Splendor

Last Shabbat, friends introduced us to a new-ish board game, Splendor. Here's how Board Game Geek describes it:

Splendor is a game of chip-collecting and card development. Players are merchants of the Renaissance trying to buy gem mines, means of transportation, shops — all in order to acquire the most prestige points. If you're wealthy enough, you might even receive a visit from a noble at some point, which of course will further increase your prestige.

The game setup includes chips for each of the five gem types, cards in three levels of value that you can buy, and a small number of patrons who becomes yours if you satisfy their individual conditions. Every card counts as producing one gem of its color, and cards cost varying numbers of gems in different combinations. So, for example, if a card requires one red, one blue, and one black, and you have a black card, then you can buy the card for one red chip and one blue one. If that card produces blue, then the next time you can automatically pay black and/or blue without expending chips. So, the more cards you acquire the fewer chips you need... except that higher-level cards have higher costs, so you still need chips throughout the game.
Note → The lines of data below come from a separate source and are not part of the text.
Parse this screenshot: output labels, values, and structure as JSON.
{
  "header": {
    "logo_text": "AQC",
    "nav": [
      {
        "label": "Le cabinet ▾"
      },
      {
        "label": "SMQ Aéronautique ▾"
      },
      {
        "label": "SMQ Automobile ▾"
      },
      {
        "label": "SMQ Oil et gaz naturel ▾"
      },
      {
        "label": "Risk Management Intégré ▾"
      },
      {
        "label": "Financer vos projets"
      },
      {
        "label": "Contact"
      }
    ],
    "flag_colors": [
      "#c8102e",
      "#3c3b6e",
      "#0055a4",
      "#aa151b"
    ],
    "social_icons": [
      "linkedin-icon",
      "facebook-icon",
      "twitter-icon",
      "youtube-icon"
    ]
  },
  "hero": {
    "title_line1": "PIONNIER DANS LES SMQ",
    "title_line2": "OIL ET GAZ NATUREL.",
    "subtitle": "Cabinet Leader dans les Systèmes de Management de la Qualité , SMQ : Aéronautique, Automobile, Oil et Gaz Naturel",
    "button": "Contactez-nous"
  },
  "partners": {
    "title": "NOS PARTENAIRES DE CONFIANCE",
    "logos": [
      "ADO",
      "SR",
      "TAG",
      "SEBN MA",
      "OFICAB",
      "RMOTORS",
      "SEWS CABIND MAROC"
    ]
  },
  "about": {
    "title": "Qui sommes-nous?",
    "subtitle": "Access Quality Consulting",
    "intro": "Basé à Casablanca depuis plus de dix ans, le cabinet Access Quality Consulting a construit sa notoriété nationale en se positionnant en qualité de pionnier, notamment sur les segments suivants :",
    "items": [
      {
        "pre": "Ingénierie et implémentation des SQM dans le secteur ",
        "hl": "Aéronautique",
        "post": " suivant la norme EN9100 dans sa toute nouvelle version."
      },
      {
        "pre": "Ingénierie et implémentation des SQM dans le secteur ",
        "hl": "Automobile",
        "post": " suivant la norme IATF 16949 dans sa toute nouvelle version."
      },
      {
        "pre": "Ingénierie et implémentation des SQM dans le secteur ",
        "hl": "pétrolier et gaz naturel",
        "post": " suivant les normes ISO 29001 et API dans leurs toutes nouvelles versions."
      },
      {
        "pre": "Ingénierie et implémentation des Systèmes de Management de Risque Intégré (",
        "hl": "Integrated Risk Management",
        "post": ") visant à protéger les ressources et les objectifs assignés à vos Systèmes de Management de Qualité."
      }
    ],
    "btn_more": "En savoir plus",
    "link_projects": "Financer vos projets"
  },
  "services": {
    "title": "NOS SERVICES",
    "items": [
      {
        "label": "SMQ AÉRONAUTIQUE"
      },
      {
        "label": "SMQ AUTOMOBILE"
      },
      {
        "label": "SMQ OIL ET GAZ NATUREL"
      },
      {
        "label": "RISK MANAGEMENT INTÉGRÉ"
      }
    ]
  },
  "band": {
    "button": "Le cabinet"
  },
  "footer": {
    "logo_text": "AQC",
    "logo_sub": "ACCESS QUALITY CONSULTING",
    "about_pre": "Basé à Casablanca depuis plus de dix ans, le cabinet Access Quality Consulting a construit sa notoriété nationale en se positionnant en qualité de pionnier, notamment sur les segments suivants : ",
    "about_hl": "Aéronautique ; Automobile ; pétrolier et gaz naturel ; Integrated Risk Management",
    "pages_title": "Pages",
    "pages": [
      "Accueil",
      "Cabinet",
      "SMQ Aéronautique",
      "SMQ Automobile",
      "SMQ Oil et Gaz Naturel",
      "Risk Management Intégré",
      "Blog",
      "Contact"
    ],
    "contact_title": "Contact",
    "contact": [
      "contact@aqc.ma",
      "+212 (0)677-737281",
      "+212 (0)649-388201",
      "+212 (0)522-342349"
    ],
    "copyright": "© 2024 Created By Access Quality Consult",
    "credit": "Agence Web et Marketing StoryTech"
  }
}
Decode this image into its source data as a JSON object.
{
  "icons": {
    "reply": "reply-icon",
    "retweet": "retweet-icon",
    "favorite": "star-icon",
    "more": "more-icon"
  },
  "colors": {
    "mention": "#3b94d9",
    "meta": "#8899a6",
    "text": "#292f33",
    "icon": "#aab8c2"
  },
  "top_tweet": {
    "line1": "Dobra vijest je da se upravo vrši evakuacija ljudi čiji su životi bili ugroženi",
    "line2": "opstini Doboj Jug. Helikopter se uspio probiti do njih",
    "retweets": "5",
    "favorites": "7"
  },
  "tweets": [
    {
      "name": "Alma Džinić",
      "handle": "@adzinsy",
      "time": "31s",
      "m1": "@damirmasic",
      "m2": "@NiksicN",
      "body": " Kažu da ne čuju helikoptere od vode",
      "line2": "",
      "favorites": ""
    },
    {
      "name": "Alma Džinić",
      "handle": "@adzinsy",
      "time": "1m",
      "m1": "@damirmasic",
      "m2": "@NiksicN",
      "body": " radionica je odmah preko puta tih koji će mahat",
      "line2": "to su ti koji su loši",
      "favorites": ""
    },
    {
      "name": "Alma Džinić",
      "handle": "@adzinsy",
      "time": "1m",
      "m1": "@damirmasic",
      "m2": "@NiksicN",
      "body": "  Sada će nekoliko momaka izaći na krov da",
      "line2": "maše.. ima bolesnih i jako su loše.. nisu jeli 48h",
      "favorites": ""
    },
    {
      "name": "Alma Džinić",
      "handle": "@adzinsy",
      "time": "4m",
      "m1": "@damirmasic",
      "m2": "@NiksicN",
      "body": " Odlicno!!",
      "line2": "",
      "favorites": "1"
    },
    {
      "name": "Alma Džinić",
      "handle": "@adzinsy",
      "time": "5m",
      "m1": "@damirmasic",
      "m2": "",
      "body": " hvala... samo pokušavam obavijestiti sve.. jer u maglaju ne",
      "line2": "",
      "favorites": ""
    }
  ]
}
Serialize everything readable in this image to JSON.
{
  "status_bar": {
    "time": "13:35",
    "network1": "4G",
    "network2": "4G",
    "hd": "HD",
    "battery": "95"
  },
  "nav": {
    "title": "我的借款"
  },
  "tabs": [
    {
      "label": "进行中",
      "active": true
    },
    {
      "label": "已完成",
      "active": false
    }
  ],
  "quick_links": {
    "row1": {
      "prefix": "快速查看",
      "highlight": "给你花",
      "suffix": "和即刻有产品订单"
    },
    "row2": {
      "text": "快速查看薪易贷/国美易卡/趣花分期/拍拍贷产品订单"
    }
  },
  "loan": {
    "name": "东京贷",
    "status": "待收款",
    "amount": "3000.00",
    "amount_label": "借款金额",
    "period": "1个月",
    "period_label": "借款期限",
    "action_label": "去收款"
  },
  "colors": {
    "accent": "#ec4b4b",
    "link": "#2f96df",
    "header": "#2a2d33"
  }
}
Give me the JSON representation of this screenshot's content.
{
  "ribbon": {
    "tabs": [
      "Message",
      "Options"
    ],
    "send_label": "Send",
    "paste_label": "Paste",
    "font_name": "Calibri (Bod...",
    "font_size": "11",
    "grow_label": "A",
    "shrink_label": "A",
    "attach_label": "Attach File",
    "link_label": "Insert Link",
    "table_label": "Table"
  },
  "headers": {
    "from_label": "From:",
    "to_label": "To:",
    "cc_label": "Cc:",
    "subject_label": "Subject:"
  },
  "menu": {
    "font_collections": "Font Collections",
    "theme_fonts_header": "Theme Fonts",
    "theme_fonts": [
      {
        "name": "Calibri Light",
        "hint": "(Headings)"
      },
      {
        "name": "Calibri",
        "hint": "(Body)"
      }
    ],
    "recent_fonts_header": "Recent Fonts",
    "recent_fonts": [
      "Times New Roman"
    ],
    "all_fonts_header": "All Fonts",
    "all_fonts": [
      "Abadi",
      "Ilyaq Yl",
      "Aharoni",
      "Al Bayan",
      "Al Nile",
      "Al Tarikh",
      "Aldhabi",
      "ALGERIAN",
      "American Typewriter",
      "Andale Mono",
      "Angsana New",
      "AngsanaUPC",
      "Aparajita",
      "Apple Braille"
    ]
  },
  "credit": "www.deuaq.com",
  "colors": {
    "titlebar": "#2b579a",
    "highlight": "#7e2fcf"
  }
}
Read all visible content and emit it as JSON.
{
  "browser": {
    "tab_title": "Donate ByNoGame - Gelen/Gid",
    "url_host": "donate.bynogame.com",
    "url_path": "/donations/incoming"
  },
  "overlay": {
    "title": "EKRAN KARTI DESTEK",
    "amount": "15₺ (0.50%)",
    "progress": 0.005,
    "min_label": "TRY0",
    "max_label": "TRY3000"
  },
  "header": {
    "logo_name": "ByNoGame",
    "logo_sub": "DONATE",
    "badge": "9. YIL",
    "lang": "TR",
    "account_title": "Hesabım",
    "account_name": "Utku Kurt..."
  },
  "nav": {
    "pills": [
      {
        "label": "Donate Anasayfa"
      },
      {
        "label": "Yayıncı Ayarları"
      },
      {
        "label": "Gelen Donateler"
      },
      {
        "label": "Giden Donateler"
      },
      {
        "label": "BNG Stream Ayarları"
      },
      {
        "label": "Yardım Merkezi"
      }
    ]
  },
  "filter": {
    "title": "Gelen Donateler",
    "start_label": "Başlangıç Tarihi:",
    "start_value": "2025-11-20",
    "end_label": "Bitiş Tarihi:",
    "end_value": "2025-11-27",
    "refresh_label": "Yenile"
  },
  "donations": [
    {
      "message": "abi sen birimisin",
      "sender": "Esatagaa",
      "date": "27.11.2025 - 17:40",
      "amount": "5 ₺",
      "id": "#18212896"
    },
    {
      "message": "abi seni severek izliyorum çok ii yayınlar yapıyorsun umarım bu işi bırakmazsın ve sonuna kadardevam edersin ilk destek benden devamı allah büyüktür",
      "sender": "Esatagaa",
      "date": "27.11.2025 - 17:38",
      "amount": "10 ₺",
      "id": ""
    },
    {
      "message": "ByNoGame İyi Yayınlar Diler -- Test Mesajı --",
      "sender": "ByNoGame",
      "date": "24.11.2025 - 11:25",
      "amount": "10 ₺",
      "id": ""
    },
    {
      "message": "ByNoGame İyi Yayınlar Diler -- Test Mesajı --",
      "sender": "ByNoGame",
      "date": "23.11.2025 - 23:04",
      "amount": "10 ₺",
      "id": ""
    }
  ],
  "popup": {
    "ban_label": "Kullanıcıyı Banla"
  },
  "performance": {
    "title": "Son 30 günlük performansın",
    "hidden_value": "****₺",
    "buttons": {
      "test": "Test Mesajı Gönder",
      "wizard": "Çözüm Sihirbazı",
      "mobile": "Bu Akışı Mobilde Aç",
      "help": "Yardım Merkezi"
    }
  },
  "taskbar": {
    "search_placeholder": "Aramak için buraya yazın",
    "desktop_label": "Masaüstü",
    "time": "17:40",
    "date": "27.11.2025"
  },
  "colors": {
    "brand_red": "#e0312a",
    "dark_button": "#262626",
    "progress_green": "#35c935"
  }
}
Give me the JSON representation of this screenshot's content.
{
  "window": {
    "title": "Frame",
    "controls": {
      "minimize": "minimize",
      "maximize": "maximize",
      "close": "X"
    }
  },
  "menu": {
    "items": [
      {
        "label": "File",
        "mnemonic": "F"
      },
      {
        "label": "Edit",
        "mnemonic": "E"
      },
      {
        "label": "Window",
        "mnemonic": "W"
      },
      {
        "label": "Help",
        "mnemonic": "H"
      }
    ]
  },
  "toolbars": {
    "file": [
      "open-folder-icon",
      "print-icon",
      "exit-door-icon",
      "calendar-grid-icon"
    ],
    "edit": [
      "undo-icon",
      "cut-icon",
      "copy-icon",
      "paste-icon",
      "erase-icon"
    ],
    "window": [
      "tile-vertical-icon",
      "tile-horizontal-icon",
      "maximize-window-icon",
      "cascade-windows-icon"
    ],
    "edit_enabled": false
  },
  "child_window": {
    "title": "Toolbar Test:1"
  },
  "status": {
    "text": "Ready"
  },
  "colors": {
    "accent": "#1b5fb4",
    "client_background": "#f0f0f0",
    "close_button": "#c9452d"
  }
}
Victory points come from higher-end cards (the lowest-level cards confer no points, only gem production) and from patrons. Patron conditions are based on cards, for example if you have four red and four green cards.

On your turn you can take chips, buy cards, or reserve cards (set a card aside that you will buy later, so someone else doesn't beat you to it). There are several cards available for purchase at any given time, so you're trying to balance costs (what can you afford), card type (you might want particular colors either to help with future purchases or for patrons), and what other players might do (if you spend this turn getting the chips to buy that card you want, will the card still be there next turn?). It's a well-balanced game, allowing for future planning without bogging down in it. We played several four-player and three-player games, and each took about half an hour.

The game is well-made; the plastic chips are hefty enough to saty where you put them on the table, the cards are sturdy, and -- rare for board games these days -- the molded compartments in the game box actually match up with the pieces. The game is pretty without the art impeding function.

The gem theme is just a theme; it's not intrinsic to the game the way, say, trains are intrinsic to Eurorails or building settlements is intrinsic to Settlers of Catan. The game would not play differently if rubies, emeralds, sapphires, onxy, and diamonds were replaced with wood, brick, stone, grain, and sheep. But the theme also doesn't get in the way, and even if we called the elements "red", "green", etc, there's no reason you couldn't treat them as gems.